Connect
← Return to Erosive Osteoarthritis
Discussion
Comment receiving replies
I was diagnosed with Erosive Osteoarthritis in mid-2020. I was referred to a Rheumatologist who said it was rare but was "the bad one". I was told that they could try cortisone injections but they are pretty painful in the fingers and it hasn't shown to be all that helpful. The best thing that happened to me was being referred to Occupational Therapy where I was introduced to a lot of adaptive aids. I have compression gloves for both hands, custom made splints and braces. From what I have read, EOA only became its' own subset about 10 years ago and when only 3% of the population have it, research doesn't seem to be growing in leaps and bounds. I only take Tylenol for the pain, and just started taking Glucosamine with MSN again (I have an allergy to shellfish). I have two types of nodules or nodes on my joints. I had one uncle who had the same kind of hand problems and am told my fingers look just like his did. I used to think that ice to numb the pain would help but told "not so" and the OT was right. Wax therapy helps. For nutrition, the Mediterranean Diet seems to help the most, I try to avoid foods that can cause inflammation and use things like tumeric to reduce inflammation.
I would like to find a clinical study and possibly be able to join it.

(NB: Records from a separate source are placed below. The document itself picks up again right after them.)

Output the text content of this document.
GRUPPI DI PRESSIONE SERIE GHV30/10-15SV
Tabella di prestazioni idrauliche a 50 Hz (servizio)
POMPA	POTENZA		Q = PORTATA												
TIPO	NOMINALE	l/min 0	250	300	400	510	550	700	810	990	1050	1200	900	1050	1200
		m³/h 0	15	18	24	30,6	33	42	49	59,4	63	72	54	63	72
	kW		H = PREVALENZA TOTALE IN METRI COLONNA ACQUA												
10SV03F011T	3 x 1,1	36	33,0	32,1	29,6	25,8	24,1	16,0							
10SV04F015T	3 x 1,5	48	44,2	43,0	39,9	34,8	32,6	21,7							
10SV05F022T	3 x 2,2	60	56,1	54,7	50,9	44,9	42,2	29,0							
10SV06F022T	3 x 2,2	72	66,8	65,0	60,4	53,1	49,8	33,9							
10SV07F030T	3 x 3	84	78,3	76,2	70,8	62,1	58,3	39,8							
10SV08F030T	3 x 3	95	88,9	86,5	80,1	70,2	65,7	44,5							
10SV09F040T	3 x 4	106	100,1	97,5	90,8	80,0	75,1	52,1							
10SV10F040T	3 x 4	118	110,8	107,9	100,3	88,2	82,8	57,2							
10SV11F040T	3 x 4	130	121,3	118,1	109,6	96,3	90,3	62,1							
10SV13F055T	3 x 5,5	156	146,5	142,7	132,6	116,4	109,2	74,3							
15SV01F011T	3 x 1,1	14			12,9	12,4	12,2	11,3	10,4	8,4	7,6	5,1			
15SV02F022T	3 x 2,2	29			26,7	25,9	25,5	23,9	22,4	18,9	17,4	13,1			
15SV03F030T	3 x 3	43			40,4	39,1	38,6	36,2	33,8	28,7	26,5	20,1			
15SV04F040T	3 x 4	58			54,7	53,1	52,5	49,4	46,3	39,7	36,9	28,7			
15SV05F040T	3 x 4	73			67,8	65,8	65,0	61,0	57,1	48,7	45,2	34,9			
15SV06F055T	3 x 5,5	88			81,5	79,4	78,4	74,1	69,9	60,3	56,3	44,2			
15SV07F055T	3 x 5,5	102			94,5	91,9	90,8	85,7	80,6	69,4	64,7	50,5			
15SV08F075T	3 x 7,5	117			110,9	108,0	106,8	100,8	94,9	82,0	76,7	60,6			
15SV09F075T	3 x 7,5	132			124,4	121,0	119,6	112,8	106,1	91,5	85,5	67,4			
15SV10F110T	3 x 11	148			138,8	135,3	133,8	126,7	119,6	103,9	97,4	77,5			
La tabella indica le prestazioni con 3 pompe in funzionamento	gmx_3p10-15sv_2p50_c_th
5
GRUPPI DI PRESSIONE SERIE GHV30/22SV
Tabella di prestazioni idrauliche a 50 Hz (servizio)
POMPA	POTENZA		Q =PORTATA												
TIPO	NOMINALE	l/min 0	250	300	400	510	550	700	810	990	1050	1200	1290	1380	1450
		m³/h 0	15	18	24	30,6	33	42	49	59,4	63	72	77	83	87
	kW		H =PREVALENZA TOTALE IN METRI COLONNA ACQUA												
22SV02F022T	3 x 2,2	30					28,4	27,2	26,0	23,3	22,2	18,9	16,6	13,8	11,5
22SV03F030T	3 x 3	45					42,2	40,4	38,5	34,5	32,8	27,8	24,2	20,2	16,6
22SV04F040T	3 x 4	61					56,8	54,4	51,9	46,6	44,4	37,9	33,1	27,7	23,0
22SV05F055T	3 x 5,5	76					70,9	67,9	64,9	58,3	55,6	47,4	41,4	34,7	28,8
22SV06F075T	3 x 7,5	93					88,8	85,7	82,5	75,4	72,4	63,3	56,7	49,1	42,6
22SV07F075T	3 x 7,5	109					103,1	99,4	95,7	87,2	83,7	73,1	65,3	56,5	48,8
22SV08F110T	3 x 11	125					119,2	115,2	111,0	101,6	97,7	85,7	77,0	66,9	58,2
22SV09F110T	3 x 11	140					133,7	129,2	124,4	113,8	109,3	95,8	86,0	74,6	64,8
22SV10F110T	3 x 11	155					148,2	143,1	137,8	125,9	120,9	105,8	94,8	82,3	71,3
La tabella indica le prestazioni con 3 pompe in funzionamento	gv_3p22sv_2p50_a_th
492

Information and support groups don't seem to be readily available.
Replies to "I was diagnosed with Erosive Osteoarthritis in mid-2020. I was referred to a Rheumatologist who said..."
I was diagnosed with erosive osteoarthritis 7 yrs ago by a rheumatologist. He said it was the worst osteoarthritis a person could have. I also have carpal tunnel-both wrists + trigger fingers. (Surgery soon)The treatments for the arthritis was cortisone injections. And I was also prescribed hydroxychloroquine. I decided to discontinue the drug since it didnt seem to be helping me and i was concerned about side effects. The doctor said since there was nothing else for him to do for me he was sending me back to my primary. At some point I remember going to OT for some hand therapy(i also had broken my arm/wrist-so was sent) and remember the hot wax treatments felt so good. I found compression gloves myself. But what about the splints and braces? From OT? The EO seems to be really flaring up. I am wondering if it would help? Do I Talk to my primary or go back to rheumatologist? I dont think many people have heard about or know much about erosive osteoarthritis.
Connect
Welcome @ljbrindle66gmailcom, I have carpal tunnel in my hands that causes me some minor aches and pain at times but I know it must really difficult for you. It's great that you found some help through Occupational Therapy and a lot of adaptive aids. I did see one actively recruiting clinical trial on ClinicalTrials.Gov but it's not in the U.S.:
-- Methotrexate in Erosive Inflammatory Hand Osteoarthritis (MERINO): https://clinicaltrials.gov/ct2/show/NCT04579848
There is a ClinicalTrials.Gov beta test website that makes it easy to search if you want to see what trials are available or have been completed - https://beta.clinicaltrials.gov/. You might also want to read their disclaimer about clinical trials they list - https://clinicaltrials.gov/ct2/about-site/disclaimer.
I did see a related 2019 article to the clinical trial above that sounds like it could be helpful --- Methotrexate Reduces Joint Damage in Erosive Hand Osteoarthritis Patients: https://www.uspharmacist.com/article/methotrexate-reduces-joint-damage-in-erosive-hand-osteoarthritis-patients
One thing that normally helps my hands is heat. Have you tried any type of heating pads to warm the joints in the hands?